XPCOM – It’s a place most XUL application and extension developers would rather avoid. There are times when XPCOM components are needed and developers have to bite-the-bullet. A few examples are commandline handlers, autocomplete implementations and the new custom query processors for XUL templates. If you’re lucky, you can use JavaScript to implement the XPCOM component.
Another very common use case in extensions is sharing data across browser windows. Technically, a JavaScript XPCOM component is the right way to go. But yeah, it’s XPCOM.
Well, Firefox 3 (Gecko 1.9) offers a new, simple, non-XPCOM method of sharing data: JavaScript Code Modules. Of course, you can use JS modules for lots of other purposes too. Check it out using a Firefox 3 beta or a nightly XUL Runner.

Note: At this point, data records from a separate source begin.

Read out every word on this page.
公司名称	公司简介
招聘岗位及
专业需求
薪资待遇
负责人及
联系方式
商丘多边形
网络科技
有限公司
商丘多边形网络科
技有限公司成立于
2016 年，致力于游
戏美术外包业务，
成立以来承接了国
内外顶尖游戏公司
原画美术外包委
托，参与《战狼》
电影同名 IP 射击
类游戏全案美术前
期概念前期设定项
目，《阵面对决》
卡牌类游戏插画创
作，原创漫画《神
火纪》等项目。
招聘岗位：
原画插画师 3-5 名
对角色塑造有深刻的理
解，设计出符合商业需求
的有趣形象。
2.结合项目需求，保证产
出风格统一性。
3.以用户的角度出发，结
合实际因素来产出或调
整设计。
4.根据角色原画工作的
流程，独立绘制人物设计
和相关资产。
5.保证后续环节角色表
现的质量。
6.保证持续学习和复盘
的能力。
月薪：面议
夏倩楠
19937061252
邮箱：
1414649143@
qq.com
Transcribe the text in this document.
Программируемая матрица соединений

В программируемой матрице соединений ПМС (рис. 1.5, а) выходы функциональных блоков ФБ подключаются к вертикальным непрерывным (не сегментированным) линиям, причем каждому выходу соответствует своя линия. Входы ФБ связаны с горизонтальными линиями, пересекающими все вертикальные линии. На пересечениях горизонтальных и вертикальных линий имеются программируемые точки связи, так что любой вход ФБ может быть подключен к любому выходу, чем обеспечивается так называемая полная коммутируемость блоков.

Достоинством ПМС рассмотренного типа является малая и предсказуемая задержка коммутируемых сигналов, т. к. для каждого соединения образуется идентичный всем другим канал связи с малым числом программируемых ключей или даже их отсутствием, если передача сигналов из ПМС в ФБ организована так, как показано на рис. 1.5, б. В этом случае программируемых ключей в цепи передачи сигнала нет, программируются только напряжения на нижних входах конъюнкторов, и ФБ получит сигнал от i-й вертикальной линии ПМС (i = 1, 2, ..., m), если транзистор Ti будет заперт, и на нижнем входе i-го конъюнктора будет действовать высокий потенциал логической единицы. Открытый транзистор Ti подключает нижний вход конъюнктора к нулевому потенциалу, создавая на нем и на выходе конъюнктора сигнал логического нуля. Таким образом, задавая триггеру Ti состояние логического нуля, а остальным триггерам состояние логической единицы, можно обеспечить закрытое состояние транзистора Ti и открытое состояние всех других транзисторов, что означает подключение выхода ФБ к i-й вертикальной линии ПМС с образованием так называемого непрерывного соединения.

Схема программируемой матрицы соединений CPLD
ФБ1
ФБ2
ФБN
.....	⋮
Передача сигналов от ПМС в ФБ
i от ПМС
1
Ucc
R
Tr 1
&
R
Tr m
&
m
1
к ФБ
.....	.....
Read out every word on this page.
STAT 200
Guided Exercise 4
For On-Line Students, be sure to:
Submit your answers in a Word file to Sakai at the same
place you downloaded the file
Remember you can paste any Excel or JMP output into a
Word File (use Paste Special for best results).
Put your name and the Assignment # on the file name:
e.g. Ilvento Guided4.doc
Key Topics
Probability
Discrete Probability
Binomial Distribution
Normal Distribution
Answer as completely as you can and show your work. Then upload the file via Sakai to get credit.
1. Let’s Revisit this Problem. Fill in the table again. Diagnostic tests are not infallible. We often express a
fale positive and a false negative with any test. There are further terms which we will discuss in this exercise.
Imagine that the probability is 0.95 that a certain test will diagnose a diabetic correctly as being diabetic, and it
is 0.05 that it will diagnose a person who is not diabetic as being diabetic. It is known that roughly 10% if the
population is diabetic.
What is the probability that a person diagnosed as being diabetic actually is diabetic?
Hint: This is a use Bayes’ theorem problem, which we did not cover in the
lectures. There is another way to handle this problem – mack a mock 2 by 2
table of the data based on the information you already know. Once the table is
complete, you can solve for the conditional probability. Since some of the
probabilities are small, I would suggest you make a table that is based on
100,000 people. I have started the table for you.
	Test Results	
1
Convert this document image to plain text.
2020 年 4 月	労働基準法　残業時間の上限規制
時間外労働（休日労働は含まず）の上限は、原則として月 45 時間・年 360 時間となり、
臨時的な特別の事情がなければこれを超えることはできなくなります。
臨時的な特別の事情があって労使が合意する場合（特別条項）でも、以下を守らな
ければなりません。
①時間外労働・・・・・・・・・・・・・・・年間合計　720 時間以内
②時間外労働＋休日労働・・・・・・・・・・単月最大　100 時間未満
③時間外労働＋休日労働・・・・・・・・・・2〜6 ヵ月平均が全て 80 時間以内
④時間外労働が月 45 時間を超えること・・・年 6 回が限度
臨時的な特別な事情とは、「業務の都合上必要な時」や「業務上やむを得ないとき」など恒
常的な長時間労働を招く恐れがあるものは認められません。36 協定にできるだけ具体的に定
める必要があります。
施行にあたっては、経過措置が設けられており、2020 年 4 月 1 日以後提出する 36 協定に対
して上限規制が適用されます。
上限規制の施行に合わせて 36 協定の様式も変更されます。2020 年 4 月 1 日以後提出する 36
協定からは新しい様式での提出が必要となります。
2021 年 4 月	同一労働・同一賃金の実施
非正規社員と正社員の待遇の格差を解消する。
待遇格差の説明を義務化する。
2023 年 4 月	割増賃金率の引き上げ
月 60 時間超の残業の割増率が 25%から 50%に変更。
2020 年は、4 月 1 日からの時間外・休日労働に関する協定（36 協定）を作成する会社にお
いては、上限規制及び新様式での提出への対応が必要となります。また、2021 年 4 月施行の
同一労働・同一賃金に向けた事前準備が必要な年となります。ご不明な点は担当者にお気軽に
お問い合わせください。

XPCOMutils.jsm probably deserves a shoutout here too… If you’re implementing a XPCOM component in JS, it really reduces the amount of boilerplate code you need to put in your component. [Such code can also be leak-prone in tricky ways.]
Here’s a patch from a few months ago showing how it works:
https://bugzilla.mozilla.org/attachment.cgi?id=269435&action=diff
Too bad that bug 406538 prevents this feature from being really useful. At least we can now use modules from chrome:// if they are not inside a JAR file – still, this is suboptimal for extensions.